Bang Mahar mengajukan konsep, setiap syuro sosmas, jangan di Sekretariat (ini sebabnya kami menghilang) tetapi di rumah kader dan mencoba mendamaikan kader dengan orang tua dan lingkungannya. Kami harus kenal dengan lingkungan tempat kader tinggal.

Tetapi; keprihatinan saya, nanti jadi apa, ya?

Saya jujur saja. belum bisa berdamai dengan diri sendiri; kami sudah paham apa yang terjadi di masyarakat. Termasuk cara-cara memperbaikinya. Mulai dari metode dakwah bil lisan, hingga bil amal, dan dilanjutkan dengan uswatun hasanah. Jangan-jangan, kami belum menjadi uswatun hasanah, hanya karena aib-aib kami ditutupi Allah?

Jangan-jangan Allah sengaja menutupi aib-aib kami dan memberi kami kesempatan berpikir, Masalah utamanya:

Sudahkah kami berdamai dengan diri sendiri, untuk menjadi uswatun hasanah?

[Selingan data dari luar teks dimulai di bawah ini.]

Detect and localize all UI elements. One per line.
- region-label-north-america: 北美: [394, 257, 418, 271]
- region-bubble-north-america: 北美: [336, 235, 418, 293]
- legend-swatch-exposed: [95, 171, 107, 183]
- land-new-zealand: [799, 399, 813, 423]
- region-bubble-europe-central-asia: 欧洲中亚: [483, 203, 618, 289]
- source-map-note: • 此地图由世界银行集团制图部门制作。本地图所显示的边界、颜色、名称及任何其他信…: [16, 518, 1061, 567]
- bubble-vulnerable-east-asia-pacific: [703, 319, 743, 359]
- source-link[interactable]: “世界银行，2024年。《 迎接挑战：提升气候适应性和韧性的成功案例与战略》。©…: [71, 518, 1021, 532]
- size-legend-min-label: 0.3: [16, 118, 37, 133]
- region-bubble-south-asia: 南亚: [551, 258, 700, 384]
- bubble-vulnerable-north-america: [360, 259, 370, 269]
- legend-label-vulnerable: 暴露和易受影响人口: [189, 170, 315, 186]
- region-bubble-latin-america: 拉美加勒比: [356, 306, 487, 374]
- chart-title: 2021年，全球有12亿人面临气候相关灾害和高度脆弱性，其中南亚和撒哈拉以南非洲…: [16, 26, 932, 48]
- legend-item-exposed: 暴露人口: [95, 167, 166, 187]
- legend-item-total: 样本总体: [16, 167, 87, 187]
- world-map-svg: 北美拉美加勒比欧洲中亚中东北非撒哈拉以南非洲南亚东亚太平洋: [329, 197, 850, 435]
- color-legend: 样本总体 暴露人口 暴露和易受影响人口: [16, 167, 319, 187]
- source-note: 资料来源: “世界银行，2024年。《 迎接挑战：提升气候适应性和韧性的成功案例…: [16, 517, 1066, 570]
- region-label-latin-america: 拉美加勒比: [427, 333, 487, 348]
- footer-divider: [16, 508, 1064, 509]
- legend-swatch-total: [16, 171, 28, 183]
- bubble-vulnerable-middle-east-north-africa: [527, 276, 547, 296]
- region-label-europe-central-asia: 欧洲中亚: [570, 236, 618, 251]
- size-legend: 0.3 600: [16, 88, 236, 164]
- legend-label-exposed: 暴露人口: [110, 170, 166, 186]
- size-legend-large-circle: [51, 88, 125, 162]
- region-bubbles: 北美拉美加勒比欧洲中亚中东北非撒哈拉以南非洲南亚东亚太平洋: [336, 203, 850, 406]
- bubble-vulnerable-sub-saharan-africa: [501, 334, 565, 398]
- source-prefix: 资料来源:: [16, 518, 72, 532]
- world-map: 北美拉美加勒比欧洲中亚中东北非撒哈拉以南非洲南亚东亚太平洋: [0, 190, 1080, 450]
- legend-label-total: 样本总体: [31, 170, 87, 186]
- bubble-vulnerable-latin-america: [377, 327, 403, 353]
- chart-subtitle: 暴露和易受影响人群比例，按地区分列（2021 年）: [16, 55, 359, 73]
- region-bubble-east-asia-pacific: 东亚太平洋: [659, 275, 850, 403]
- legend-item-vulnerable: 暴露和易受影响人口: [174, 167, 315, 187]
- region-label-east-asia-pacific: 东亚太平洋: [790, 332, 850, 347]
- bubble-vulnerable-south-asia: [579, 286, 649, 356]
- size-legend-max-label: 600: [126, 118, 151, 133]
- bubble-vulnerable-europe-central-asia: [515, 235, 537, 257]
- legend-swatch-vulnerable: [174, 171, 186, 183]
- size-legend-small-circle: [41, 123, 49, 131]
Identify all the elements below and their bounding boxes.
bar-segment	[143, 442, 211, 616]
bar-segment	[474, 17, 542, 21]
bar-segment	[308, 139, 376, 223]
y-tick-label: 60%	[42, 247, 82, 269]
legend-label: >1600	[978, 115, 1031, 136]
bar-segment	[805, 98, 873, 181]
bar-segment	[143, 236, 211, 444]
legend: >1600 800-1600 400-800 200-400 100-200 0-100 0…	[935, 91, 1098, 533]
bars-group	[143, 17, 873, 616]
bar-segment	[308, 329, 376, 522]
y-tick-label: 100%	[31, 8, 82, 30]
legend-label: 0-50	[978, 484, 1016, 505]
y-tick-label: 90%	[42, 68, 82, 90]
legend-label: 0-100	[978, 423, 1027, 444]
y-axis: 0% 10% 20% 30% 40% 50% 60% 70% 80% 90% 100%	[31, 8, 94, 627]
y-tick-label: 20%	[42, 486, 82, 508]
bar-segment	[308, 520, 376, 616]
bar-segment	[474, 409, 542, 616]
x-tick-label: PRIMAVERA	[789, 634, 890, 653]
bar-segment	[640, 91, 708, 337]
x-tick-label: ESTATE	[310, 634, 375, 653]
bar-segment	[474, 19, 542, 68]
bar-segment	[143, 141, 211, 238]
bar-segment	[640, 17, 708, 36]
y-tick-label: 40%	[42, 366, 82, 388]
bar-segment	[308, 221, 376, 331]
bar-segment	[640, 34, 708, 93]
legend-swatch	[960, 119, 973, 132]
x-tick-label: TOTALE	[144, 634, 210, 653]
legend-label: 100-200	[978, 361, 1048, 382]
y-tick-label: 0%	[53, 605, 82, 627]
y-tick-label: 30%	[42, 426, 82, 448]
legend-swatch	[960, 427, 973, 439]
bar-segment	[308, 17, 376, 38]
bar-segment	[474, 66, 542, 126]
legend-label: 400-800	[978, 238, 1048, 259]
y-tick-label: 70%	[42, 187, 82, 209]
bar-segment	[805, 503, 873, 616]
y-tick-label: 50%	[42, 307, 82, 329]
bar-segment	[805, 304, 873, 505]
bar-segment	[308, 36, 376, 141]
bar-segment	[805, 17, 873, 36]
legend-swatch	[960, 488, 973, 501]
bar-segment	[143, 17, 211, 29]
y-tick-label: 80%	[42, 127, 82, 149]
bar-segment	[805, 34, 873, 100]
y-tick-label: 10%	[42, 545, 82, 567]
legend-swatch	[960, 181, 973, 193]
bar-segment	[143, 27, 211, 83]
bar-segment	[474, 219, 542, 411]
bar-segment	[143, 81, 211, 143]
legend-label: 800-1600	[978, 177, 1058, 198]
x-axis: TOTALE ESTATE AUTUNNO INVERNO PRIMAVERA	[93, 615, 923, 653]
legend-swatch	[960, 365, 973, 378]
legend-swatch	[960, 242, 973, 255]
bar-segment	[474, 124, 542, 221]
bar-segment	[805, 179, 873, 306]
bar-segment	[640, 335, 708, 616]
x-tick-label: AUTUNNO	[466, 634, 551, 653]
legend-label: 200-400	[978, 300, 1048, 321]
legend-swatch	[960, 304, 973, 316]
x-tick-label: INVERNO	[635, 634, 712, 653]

“Berangkatlah kamu dalam keadaan ringan atau berat...” ya, kami selalu memberat-beratkan diri, apa yang diringankan Allah, kita beratkan kembali. Dunia ini tajam sekali; ia mempedaya siapa saja dan menelannya. Ia mampu mengalahkan gema azan di seluruh kota. Bahkan ia mampu menghapus ingatan-ingatan kita tentang seruan jihad dari para pemimpin kita, meskipun hanya seringan menampakkan wajah di depan mas’ul kita.

Taubatlah, Amar, taubatlah.

Engkau menjadi pemimpin para penghafal qur’an, sekaligus menjadi agen perubahan di tengah masyarakat-masyarakat. Umat! Umat! Bagaimana kau membangun umat, sementara dirimu sendiri lalai. Engkau tenggelam dalam pemakluman-pemakluman diri. Bahwa engkau masih muda, bahwa engkau masih awam dan seterusnya.

Taubatlah, Amar, taubatlah.

Kami belum bisa berdamai dengan diri sendiri, belum bisa menjadi sosok seperti Umar yang ulama sekaligus umaro, namun sangat pengasih dan tahu setiap sudut rumah rakyatnya. Kami bahkan lalai dengan qu’an, akrab dengan buku-buku murah liberal, akrab dengan teks-teks yang jauh dari qur’an yang agung itu. kami baru bisa saling menyalahkan dan lempar tanggung jawab, tanpa sadar bahwa kamilah yang seharusnya menjawab, karena orang islam itu satu, baik baru atau lama, tua atau muda.

Sudahkah kami menjaga hafalan qur’an? Sudahkah kami saling menjaga seperti para utusan yang kerap dikirim Rasulullah untuk berdakwah? Atau, sudahkah kami secara rutin bertaubat karena secara rutin pula kami ingkar dan fusuq pada-Mu, ya Allah?

Tetapi; keprihatinan kami, nanti jadi apa ya?